Wednesday, February 06, 2019

Elderly and disposable

More than 50,000 people have died waiting for care while ministers dither over long-awaited plans to overhaul the funding of social care, a charity has claimed.

Age UK estimated that 54,000 people – or 77 a day – have died while waiting for a care package in the 700 days since the government first said in March 2017 it would publish its social care green paper, which has since been delayed several times.
Age UK said tightening eligibility for council-funded social care meant 626,701 people – 895 a day – have had requests for social care refused since March 2017. More than a million older people had developed an unmet care need in that time, such as needing help with washing or dressing, it added.
The claim came as a cross-party group of MPs warned that the government was “in denial” about the perilous state of English local authority finances – a crisis driven by a growing demand for the care of vulnerable adults and children. The Commons public accounts committee (PAC) said that after eight years in which central government funding had halved, councils were under “enormous pressure” just to maintain essential services. MPs accused ministers of having no meaningful plan to ensure local authority finances were sustainable in the future. Overall spending by local authorities on services fell by 19.2% in real terms between 2010-11 and 2016-17, according to the report.

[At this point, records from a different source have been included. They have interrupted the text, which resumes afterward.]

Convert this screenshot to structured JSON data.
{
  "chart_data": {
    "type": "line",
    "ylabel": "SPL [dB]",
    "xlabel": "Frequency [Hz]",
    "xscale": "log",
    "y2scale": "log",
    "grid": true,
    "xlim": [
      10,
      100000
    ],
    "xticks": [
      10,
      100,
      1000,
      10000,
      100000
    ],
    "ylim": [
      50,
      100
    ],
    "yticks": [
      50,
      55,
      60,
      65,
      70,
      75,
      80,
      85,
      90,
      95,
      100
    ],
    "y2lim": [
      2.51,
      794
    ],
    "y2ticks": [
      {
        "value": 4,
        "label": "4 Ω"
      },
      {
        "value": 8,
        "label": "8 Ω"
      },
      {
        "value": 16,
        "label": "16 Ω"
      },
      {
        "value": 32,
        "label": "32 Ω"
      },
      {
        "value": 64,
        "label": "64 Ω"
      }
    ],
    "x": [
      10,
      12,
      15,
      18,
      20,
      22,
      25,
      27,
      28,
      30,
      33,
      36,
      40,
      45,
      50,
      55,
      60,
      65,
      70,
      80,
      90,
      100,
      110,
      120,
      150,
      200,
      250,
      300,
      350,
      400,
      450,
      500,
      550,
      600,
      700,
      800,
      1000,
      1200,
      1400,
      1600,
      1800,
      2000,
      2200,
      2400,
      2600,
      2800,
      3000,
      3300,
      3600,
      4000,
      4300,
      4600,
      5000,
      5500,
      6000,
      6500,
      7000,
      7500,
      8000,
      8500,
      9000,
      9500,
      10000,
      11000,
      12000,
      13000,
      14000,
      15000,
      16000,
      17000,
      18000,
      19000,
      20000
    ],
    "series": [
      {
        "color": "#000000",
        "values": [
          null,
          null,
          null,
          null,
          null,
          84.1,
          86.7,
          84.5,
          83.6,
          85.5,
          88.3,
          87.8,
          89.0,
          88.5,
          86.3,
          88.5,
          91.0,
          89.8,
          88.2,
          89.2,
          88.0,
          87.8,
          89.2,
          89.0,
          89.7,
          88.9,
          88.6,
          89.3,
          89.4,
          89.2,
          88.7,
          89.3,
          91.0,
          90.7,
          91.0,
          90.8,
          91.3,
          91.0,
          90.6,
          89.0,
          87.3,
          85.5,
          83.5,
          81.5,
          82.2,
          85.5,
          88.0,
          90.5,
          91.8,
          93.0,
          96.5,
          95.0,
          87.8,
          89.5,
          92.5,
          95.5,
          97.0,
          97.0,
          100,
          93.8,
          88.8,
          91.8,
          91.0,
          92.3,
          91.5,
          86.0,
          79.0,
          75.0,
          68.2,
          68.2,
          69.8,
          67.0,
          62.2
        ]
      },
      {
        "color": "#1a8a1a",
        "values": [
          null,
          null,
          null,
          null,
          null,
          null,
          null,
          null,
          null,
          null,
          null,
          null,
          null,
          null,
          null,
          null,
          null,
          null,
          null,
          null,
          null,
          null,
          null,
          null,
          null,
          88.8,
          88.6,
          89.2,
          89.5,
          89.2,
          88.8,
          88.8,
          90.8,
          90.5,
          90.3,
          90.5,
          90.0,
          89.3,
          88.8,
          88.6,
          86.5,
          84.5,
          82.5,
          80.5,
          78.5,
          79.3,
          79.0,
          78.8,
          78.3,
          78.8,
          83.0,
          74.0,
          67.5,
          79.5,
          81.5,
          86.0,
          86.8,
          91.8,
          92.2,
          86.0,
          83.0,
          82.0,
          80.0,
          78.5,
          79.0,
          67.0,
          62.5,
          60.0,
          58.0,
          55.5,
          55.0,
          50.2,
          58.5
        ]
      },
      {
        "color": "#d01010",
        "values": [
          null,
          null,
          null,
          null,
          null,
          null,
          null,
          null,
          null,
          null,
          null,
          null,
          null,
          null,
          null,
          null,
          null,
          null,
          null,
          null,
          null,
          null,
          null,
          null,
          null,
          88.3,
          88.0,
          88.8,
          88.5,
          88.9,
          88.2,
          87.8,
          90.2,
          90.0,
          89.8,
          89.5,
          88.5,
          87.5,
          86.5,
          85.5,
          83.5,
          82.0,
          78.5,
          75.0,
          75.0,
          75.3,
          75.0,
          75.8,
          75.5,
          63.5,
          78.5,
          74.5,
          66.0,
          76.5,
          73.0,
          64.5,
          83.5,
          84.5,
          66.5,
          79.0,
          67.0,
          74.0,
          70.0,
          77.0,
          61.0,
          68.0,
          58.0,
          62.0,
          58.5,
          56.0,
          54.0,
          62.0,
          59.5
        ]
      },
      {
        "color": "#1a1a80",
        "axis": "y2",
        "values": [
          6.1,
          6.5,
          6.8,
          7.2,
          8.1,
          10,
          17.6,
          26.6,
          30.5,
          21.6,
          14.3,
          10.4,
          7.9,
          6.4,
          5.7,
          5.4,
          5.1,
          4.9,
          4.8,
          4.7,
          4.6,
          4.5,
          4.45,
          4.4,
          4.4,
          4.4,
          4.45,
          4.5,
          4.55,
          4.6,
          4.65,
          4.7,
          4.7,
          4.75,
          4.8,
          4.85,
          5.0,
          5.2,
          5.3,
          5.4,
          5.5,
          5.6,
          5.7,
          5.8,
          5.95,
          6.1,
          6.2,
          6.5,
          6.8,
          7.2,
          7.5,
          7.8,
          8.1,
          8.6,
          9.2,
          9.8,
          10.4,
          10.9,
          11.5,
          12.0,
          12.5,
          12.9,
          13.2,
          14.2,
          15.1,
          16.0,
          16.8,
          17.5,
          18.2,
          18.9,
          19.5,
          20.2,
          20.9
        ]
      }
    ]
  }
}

Councils have warned that adult social services services are under strain because of £7bn cuts to care budgets since 2010. An estimated £700m of social care cuts were made by English councils over the past few months alone, although the government announced £650m of extra social care funding for next year in the autumn budget. There is widespread concern in local government that the funding squeeze, coupled with rising demand for adults’ and children’s social care services could push more authorities into insolvency.
Caroline Abrahams, charity director of Age UK, said: “These tragic new figures demonstrate just how many older people are now suffering from the government’s failure to act decisively on social care. No one can say whether some of those who have died might have lived longer had they received care, but at the very least their final weeks and months might have been more comfortable and their families’ lives made easier had they been given more support.”

1 comment:

aberfoyle said...

Who dare ignorant,too locked in their hans manipulation,to notice the cripple staggering for a seat.